I did a big shop in our local Tesco yesterday. It had been a little while since I had gone in there for anything more than a pack of yoghurts so I had expected it would take maybe 45 minutes to go around and get all the fruit, veg, meat and other things that I needed. However in the end it actually took almost an hour and a half.
Saturday, 13 June 2009
The main reason is that since the last time I went there, they have moved half the products to completely different shelves and in some cases to the opposite end of the store. I had noticed this previously on occasion but given the amount of items I needed to buy yesterday it really brought it home to me.

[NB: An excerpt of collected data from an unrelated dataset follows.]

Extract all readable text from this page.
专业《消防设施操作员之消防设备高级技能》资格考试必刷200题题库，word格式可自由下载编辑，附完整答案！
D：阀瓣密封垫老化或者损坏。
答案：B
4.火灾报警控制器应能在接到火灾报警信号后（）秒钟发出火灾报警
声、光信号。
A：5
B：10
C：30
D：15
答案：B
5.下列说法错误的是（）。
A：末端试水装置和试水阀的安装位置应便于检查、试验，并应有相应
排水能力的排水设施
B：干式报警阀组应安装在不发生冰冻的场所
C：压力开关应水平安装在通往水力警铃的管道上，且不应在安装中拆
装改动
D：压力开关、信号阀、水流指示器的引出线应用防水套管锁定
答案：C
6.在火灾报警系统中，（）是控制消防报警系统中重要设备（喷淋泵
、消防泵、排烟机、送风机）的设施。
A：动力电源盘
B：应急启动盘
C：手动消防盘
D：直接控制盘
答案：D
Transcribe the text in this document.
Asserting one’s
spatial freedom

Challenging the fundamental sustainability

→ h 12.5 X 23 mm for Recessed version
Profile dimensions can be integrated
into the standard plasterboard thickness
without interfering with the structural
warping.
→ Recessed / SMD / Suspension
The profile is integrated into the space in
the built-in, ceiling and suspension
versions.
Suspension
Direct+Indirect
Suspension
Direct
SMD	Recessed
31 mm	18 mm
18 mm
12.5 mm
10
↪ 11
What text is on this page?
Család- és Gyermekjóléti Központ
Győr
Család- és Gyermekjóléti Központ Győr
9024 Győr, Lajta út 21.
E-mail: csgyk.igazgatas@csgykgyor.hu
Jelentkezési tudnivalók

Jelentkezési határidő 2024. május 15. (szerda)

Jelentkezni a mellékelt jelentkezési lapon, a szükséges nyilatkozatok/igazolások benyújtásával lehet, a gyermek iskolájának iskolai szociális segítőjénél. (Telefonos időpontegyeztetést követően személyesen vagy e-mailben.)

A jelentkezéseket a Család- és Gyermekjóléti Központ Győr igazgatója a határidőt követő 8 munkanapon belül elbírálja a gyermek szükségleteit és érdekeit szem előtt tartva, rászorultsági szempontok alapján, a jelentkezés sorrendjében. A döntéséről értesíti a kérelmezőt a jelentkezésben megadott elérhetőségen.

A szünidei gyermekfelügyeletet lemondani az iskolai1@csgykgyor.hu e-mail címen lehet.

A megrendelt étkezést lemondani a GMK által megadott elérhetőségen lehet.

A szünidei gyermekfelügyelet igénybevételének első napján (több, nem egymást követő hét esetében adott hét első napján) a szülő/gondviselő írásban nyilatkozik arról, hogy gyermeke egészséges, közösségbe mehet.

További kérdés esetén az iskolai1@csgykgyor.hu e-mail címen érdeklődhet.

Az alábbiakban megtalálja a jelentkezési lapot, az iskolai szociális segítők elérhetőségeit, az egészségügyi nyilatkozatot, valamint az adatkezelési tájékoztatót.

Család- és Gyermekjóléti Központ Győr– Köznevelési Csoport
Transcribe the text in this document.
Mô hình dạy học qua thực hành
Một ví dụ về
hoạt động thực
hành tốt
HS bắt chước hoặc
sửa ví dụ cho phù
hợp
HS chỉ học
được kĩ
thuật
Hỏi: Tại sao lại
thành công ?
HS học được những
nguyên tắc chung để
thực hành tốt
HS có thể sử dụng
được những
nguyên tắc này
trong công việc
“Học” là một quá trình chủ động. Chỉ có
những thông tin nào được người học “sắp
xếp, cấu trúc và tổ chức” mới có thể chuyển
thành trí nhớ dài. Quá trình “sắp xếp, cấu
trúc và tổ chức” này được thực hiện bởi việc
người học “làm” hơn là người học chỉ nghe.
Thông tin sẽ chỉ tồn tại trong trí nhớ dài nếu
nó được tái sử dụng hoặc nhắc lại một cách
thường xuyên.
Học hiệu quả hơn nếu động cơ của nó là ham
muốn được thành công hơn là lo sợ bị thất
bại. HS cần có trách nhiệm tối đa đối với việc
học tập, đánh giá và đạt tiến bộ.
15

Years ago I had naively assumed that the supermarkets did this in order to optimise the use of their shelves but I watched a TV programme a few years about the psychology of supermarket layouts and learned that that is not the reason. They do it because they know that shoppers fall into a regular pattern if the layout stays the same and will generally just buy the same things. So in order to disturb this pattern, they move a lot of things around so that shoppers will come across items they might not have previously purchased and be tempted to buy them.
Now that I understand this, it makes me more and more angry when I find that I have to criss-cross the store several times in order to find the one item I want. I virtually had to run the entire length of the very large store in order to find a tin of beans as they had moved from the last two places they had been in the last year. The frozen section had been completely changed too so getting a bag of ice took about 3 minutes and a full circuit of the section rather than the 10 seconds it would have taken. And so on and so on. What made it even worse is that some of the aisle descriptions hanging from the ceiling had not been updated so were still saying the wrong thing.
I guess they can get away with this because most people don't realise that their heads are being messed with in this way. If they did I suspect there would be a backlash against this sort of thing. Time is precious and supermarkets are deliberately sapping it from their customers in order to make a little bit more profit on top of the billions they already make.
I did think about complaining but this is a corporate level policy that the local managers will have no power over so I did not see the point. If I can summon the energy later I might write to the CEO of Tesco about it.
I wouldn't be surprised if in the next years or two there is a big expose of this practise and we start getting supermarkets pledging not to do it any more in their advertising.